Wednesday, April 28, 2010

Burning down the house

Goldman Sachs has been in the news much more than they would like and are bound to stay in this uncomfortable position for sometime. I have no idea whether this scrutiny is justified, or not, however, the age old conflict of interest monster is resurrected yet again. Over the past 20 years, much of the profits of Wall Street have shifted from gathering data, transforming it into information, which is then actionable by the firm's client. Today, much of the benefit from this data flow inures to the Wall Street firm, acting on its own behalf. With full disclosures, there is nothing wrong with this, and in many ways, it's the capitalistic way of life. But that does not make it right when you, as a client, find yourself on the opposite end of a trade, a transaction, or a bid from your advisor.

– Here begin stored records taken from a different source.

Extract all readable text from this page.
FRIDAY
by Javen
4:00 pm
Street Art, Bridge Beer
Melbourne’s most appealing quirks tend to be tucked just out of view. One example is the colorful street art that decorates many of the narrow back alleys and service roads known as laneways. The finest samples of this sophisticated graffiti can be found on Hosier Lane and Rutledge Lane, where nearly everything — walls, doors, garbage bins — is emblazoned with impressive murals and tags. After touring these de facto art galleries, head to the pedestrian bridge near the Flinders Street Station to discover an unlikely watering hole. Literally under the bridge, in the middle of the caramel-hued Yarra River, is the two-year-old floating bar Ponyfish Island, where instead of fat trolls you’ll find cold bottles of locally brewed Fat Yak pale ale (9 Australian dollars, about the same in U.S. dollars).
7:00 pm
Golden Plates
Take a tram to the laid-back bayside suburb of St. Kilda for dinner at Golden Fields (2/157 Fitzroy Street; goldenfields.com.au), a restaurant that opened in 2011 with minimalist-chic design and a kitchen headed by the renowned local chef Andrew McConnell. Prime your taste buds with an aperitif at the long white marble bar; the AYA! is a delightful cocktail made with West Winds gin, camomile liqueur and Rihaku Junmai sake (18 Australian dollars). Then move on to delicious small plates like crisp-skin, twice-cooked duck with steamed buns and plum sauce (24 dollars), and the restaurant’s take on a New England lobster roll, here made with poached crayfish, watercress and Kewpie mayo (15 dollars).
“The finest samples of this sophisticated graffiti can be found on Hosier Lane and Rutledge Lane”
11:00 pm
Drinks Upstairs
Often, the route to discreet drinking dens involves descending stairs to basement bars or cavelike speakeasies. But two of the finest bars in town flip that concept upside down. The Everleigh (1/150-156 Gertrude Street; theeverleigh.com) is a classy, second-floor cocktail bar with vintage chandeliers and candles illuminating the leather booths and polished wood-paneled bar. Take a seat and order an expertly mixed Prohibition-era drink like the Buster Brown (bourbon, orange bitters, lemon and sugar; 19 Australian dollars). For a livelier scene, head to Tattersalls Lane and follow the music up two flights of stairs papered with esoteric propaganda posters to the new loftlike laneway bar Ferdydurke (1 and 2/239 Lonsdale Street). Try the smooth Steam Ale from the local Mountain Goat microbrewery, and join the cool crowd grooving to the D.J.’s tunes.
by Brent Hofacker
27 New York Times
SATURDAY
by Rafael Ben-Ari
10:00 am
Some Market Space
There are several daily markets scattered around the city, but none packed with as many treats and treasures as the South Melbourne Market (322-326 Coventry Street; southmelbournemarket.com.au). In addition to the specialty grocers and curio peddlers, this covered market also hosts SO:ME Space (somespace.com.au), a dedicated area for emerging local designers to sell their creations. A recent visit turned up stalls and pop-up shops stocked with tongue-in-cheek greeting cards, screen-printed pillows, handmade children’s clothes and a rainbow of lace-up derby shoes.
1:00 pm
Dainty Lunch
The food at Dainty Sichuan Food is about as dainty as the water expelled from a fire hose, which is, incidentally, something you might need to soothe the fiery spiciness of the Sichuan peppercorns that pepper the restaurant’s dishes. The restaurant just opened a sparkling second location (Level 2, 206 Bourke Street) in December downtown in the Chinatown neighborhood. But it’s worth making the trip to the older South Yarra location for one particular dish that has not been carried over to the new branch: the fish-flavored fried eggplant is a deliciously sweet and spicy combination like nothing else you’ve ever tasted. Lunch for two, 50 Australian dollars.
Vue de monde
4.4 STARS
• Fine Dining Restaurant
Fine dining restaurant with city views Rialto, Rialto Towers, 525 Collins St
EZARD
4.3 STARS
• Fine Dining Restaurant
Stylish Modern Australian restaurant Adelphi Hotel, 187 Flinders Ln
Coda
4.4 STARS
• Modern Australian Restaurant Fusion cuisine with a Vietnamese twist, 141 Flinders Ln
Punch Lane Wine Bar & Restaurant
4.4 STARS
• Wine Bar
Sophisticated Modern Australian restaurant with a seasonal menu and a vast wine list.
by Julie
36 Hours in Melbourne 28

It's a trust issue. Plain and simple. In these cases, clients are not too interested in 'Chinese Walls', bolstered by regulations, when fundamental issues of self-interest arise when your competitor is your advisor. It gets your gander up enough to even think about uttering praise for the plaintiff's bar. Perhaps, all jokes aside they do serve as a conscience for the 'little guy'? At least, we know where they stand.

The subject of self-interest and trust comes up frequently in the venture business. One area, in particular, is around a M&A exit. Let me explain. Assume, as a VC, you have backed a CEO who owns 10% of the company and is 50% vested (with full acceleration on an exit). A private equity buyer approaches him and, with your consent, enters into sale discussions. The PE buyer, seeing the wonderful job he's done, puts on the table a wonderful CEO compensation package that post transaction refreshes his equity package (with options set at a value that reflects the acquisition cost).

The CEO, who works for shareholders that includes the VC firm(s) has a huge conflict of interest. He is charged with maximizing returns for existing shareholders, including himself, but has a MUCH greater incentive to gain personal liquidity and 'roll the dice' for another payday by serving a new group of investors. His self-interest is a conflict that the buyer recognizes and in many ways counts on to secure a favorable transaction. It's human nature.

If you've been through this before, a way to save the CEO and shareholders much angst, is to appoint a director as the point on valuation and structuring discussions. Remove the haze of conflict and replace it with a 'clean' transaction where everyone knows where self-interest lays. Understanding that most M&A approaches never reach consummation, it's also a good way to save the Company from much distraction, and the relationship from Burning Down the House.